David Shrigley's £1 Million Old Rope Art Installation Challenges Art World
Shrigley's £1m rope art questions value in Mayfair

Artist Puts Price Tag on Discarded Rope in Mayfair Gallery

In one of London's most exclusive art districts, David Shrigley has created an installation that's both literally and figuratively heavy. The renowned British artist has filled the Stephen Friedman Gallery in Mayfair with 10 tonnes of old marine rope, salvaged from various sources and piled into towering mounds that dominate the exhibition space.

The Concept Behind the £1 Million Pile of Rope

Shrigley's work, titled 'Exhibition of Old Rope', carries an eyebrow-raising price tag of £1 million. The artist has described the installation as taking the idiom "money for old rope" to its logical, if absurd, conclusion. Most of this rope was destined for landfill, as marine rope proves particularly difficult to recycle, creating an environmental problem with endless global supply.
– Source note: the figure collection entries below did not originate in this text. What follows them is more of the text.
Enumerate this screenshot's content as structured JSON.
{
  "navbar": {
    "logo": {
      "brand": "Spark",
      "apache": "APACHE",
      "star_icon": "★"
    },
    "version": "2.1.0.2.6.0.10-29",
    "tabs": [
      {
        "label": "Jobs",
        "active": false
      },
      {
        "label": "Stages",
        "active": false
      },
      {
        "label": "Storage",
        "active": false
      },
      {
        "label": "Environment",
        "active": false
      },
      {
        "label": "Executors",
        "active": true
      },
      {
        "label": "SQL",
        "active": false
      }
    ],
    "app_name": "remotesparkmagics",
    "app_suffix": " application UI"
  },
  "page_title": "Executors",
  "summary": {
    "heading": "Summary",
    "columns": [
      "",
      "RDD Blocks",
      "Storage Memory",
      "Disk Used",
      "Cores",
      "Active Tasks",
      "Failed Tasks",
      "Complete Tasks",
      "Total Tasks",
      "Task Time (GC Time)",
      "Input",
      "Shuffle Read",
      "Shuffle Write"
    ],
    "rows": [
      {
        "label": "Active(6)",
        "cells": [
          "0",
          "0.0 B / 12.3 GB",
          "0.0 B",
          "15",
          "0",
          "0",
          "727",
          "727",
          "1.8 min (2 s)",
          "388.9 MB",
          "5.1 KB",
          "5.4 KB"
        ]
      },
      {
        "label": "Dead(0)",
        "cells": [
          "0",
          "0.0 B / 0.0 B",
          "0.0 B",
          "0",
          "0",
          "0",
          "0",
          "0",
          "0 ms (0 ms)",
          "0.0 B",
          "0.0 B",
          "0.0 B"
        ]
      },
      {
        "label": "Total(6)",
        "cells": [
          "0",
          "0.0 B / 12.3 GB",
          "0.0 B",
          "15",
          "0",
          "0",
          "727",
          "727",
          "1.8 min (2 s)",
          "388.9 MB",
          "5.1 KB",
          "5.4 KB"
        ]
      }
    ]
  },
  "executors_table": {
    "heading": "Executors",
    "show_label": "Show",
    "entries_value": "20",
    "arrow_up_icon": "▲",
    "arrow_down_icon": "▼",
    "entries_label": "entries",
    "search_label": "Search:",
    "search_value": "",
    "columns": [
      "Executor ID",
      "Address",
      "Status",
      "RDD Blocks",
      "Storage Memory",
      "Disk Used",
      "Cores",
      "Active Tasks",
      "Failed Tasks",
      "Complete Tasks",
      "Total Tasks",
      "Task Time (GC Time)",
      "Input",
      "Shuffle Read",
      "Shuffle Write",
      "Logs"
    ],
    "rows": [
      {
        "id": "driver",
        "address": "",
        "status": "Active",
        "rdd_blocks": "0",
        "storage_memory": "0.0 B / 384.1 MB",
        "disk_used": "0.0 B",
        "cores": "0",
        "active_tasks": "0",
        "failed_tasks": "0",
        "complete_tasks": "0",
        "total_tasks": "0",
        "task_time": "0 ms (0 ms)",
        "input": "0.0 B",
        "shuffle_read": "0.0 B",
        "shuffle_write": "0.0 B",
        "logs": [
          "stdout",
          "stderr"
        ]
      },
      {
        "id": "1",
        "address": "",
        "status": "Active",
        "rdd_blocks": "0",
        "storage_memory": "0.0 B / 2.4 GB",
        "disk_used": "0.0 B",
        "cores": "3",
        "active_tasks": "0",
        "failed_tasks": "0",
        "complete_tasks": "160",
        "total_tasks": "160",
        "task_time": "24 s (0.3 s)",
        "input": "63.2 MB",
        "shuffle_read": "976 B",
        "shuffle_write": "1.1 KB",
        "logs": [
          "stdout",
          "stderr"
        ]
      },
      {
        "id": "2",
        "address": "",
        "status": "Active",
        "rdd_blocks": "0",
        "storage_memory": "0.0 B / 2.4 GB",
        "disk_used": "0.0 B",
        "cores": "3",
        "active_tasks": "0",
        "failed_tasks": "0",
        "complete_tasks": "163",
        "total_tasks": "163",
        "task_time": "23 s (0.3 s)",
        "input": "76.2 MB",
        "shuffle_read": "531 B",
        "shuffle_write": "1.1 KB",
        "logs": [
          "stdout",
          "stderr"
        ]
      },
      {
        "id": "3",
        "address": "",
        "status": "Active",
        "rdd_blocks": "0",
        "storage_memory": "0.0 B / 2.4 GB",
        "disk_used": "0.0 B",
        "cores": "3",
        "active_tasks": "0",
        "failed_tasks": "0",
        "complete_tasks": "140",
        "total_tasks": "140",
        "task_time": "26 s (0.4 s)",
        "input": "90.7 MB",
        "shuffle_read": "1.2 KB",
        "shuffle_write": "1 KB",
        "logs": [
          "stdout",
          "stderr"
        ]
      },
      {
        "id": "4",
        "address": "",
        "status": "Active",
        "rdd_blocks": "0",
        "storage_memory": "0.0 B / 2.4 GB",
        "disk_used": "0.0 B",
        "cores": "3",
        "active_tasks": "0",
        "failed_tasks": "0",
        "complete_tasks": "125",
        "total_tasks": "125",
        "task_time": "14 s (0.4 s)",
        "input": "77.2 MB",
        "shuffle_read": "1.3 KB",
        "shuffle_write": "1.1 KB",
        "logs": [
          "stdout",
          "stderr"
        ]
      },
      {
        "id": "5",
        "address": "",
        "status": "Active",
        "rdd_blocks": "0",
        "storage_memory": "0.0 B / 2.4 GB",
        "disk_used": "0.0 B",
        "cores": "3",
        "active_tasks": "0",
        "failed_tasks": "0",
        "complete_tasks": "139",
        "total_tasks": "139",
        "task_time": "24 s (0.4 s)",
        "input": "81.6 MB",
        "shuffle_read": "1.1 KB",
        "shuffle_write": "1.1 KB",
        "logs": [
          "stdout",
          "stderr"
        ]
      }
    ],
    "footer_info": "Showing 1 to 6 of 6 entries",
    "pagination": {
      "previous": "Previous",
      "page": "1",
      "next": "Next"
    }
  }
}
The rope was collected over several months from diverse sources including climbing schools, tree surgeons, offshore wind farms, and scaffolders. Rather than transforming this discarded material into something conventionally beautiful or functional, Shrigley presents it exactly as found - creating what he describes as a visual one-liner in his characteristic deadpan style.

Art World Satire or Environmental Commentary?
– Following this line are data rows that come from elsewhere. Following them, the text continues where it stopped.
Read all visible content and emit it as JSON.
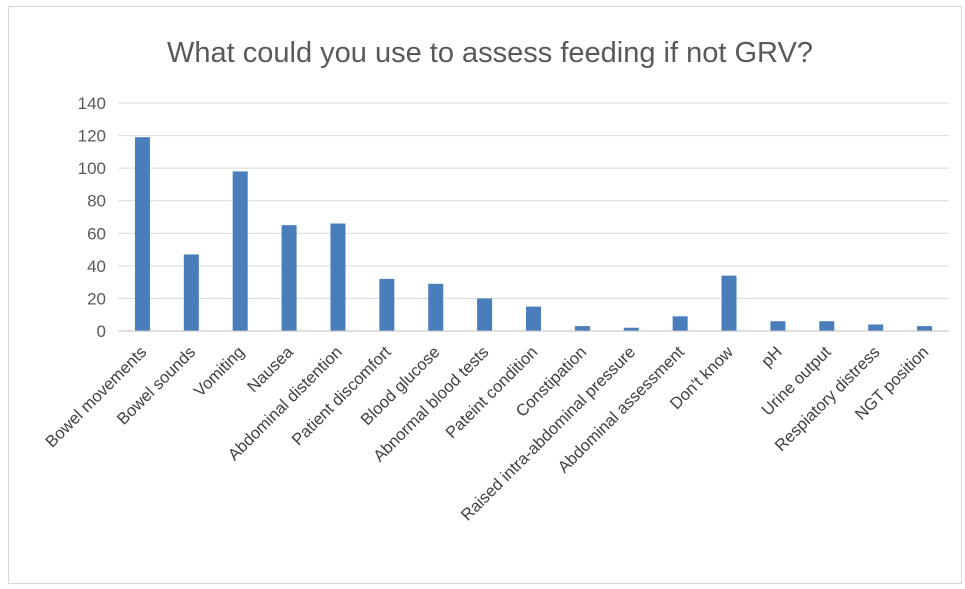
{
  "chart_data": {
    "type": "bar",
    "title": "What could you use to assess feeding if not GRV?",
    "xlabel": "",
    "ylabel": "",
    "ylim": [
      0,
      140
    ],
    "yticks": [
      0,
      20,
      40,
      60,
      80,
      100,
      120,
      140
    ],
    "grid": true,
    "legend": "none",
    "bar_color": "#4a7ebb",
    "categories": [
      "Bowel movements",
      "Bowel sounds",
      "Vomiting",
      "Nausea",
      "Abdominal distention",
      "Patient discomfort",
      "Blood glucose",
      "Abnormal blood tests",
      "Pateint condition",
      "Constipation",
      "Raised intra-abdominal pressure",
      "Abdominal assessment",
      "Don't know",
      "pH",
      "Urine output",
      "Respiatory distress",
      "NGT position"
    ],
    "values": [
      119,
      47,
      98,
      65,
      66,
      32,
      29,
      20,
      15,
      3,
      2,
      9,
      34,
      6,
      6,
      4,
      3
    ]
  }
}
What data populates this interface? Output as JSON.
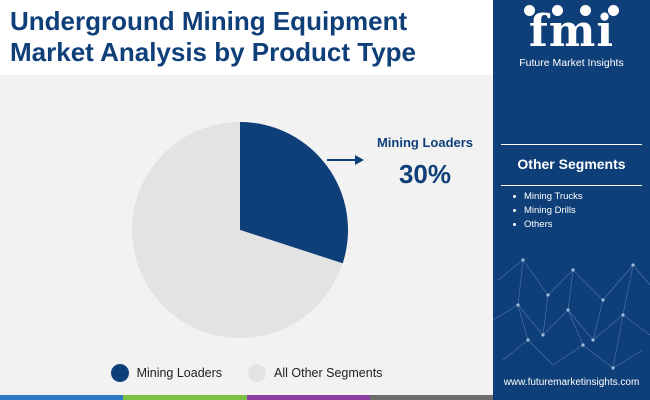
{
  "title": "Underground Mining Equipment Market Analysis by Product Type",
  "callout": {
    "label": "Mining Loaders",
    "value": "30%"
  },
  "legend": [
    {
      "label": "Mining Loaders",
      "color": "#0f3f79"
    },
    {
      "label": "All Other Segments",
      "color": "#e3e3e3"
    }
  ],
  "sidebar": {
    "logo_letters": "fmi",
    "logo_name": "Future Market Insights",
    "other_title": "Other Segments",
    "other_items": [
      "Mining Trucks",
      "Mining Drills",
      "Others"
    ],
    "website": "www.futuremarketinsights.com"
  },
  "colors": {
    "brand": "#0f3f79",
    "other": "#e3e3e3",
    "bottom_bar": [
      "#2e77c9",
      "#7bbf45",
      "#8c3f9e",
      "#6c6c6c"
    ]
  },
  "chart_data": {
    "type": "pie",
    "categories": [
      "Mining Loaders",
      "All Other Segments"
    ],
    "values": [
      30,
      70
    ],
    "unit": "%",
    "title": "Underground Mining Equipment Market Analysis by Product Type",
    "legend_position": "bottom",
    "annotations": [
      {
        "category": "Mining Loaders",
        "text": "30%"
      }
    ]
  }
}
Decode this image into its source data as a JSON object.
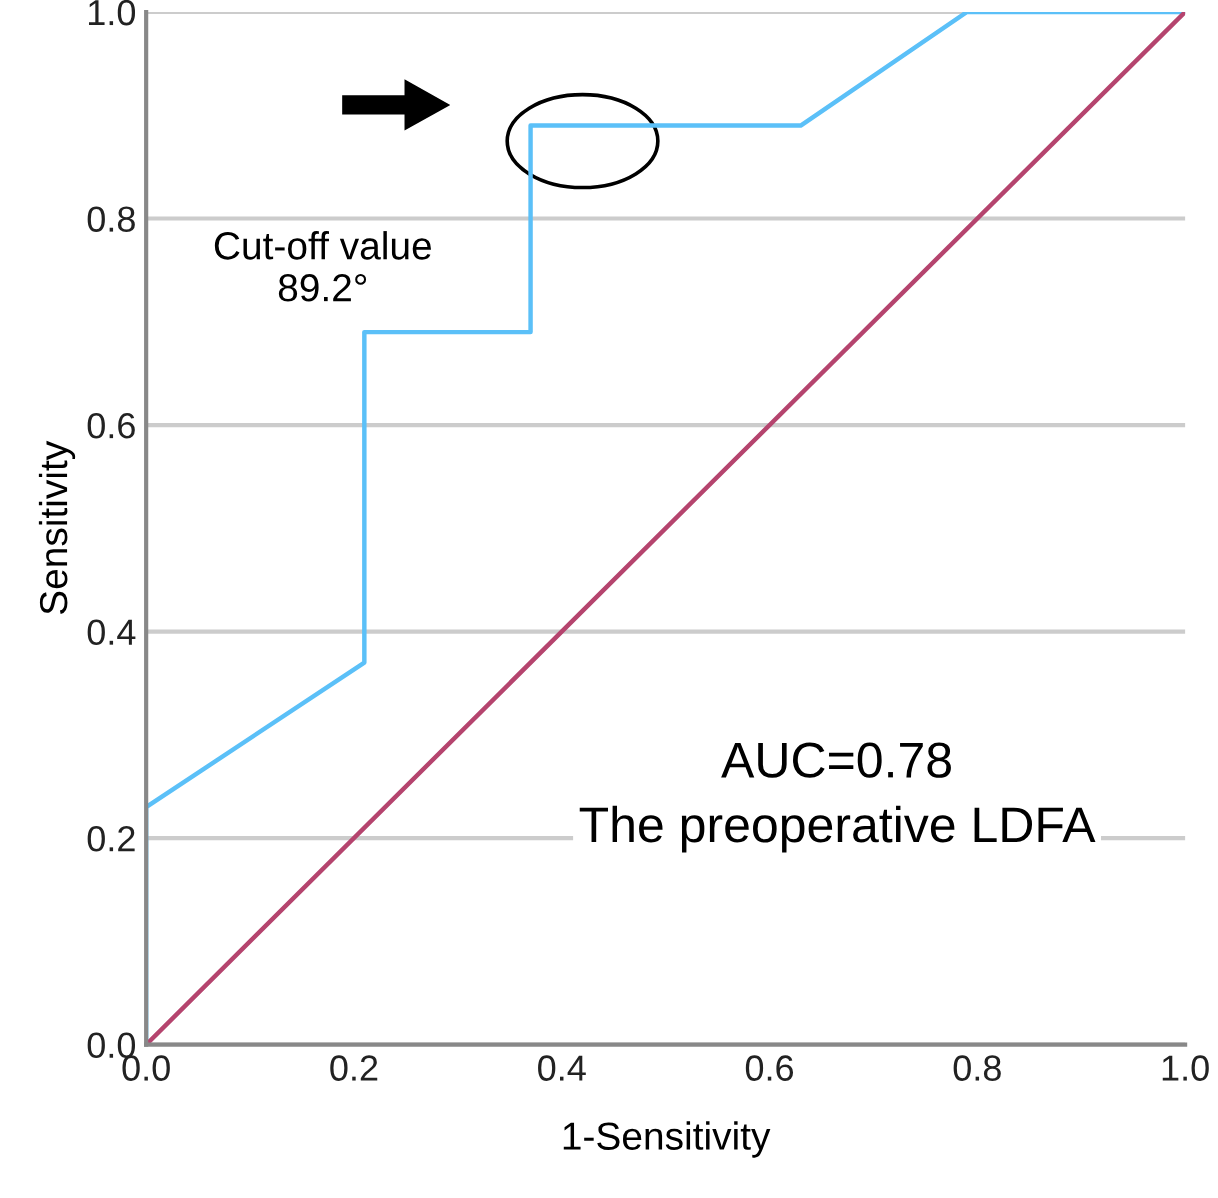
{
  "chart_data": {
    "type": "line",
    "xlabel": "1-Sensitivity",
    "ylabel": "Sensitivity",
    "series": [
      {
        "x": [
          0,
          0,
          0.21,
          0.21,
          0.37,
          0.37,
          0.63,
          0.79,
          1.0
        ],
        "values": [
          0,
          0.23,
          0.37,
          0.69,
          0.69,
          0.89,
          0.89,
          1.0,
          1.0
        ],
        "color": "#5bc0f8"
      },
      {
        "x": [
          0,
          1.0
        ],
        "values": [
          0,
          1.0
        ],
        "color": "#b5446e"
      }
    ],
    "annotations": [
      "Cut-off value\n89.2°",
      "AUC=0.78\nThe preoperative LDFA"
    ],
    "xlim": [
      0,
      1.0
    ],
    "ylim": [
      0,
      1.0
    ],
    "xticks": [
      {
        "value": 0,
        "label": "0.0"
      },
      0.2,
      0.4,
      0.6,
      0.8,
      {
        "value": 1.0,
        "label": "1.0"
      }
    ],
    "yticks": [
      {
        "value": 0,
        "label": "0.0"
      },
      0.2,
      0.4,
      0.6,
      0.8,
      {
        "value": 1.0,
        "label": "1.0"
      }
    ],
    "grid": "y",
    "marker": "none",
    "line_style": "solid"
  }
}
This installation continues Shrigley's tradition of creating work that exists somewhere between profound statement and elaborate joke. While piles of discarded materials have been common in conceptual art for decades, Shrigley's approach feels particularly knowing and sarcastic. The artist seems to be gamely admitting that, on some level, the entire concept is deliberately absurd.

The work raises questions about what gives art value in today's market, echoing similar provocations by artists like Maurizio Cattelan, who famously sold a banana taped to a wall for an extraordinary sum. However, Shrigley's timing feels particularly pointed, coming as the Stephen Friedman Gallery faces its own financial challenges after announcing significant losses earlier this year.
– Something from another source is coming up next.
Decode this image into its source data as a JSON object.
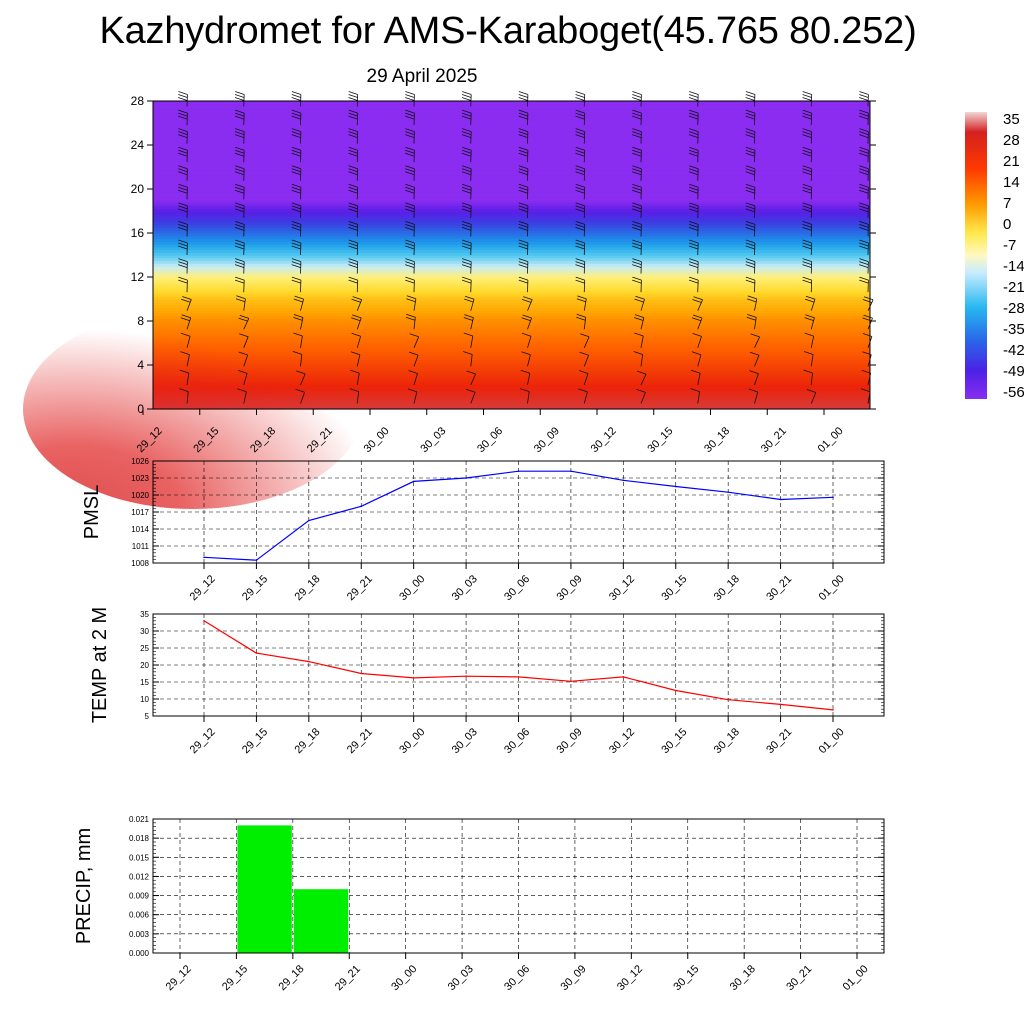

Despite the conceptual weight, many visitors find the installation disarming and charming in typical Shrigley fashion. There's something both obscene and ridiculous about contemplating deep meanings while standing before piles of literal old rope. The work invites viewers to untangle conceptual threads that ultimately lead nowhere - which may be precisely the point.

Ultimately, Shrigley's installation serves as a mirror reflecting our own expectations of art. It challenges whether we need every artwork to weave into something sensible, or whether we can appreciate the sheer audacity of presenting old rope as million-pound art. In the artist's own tradition, it's a non-sequitur that makes you laugh even as it makes you think.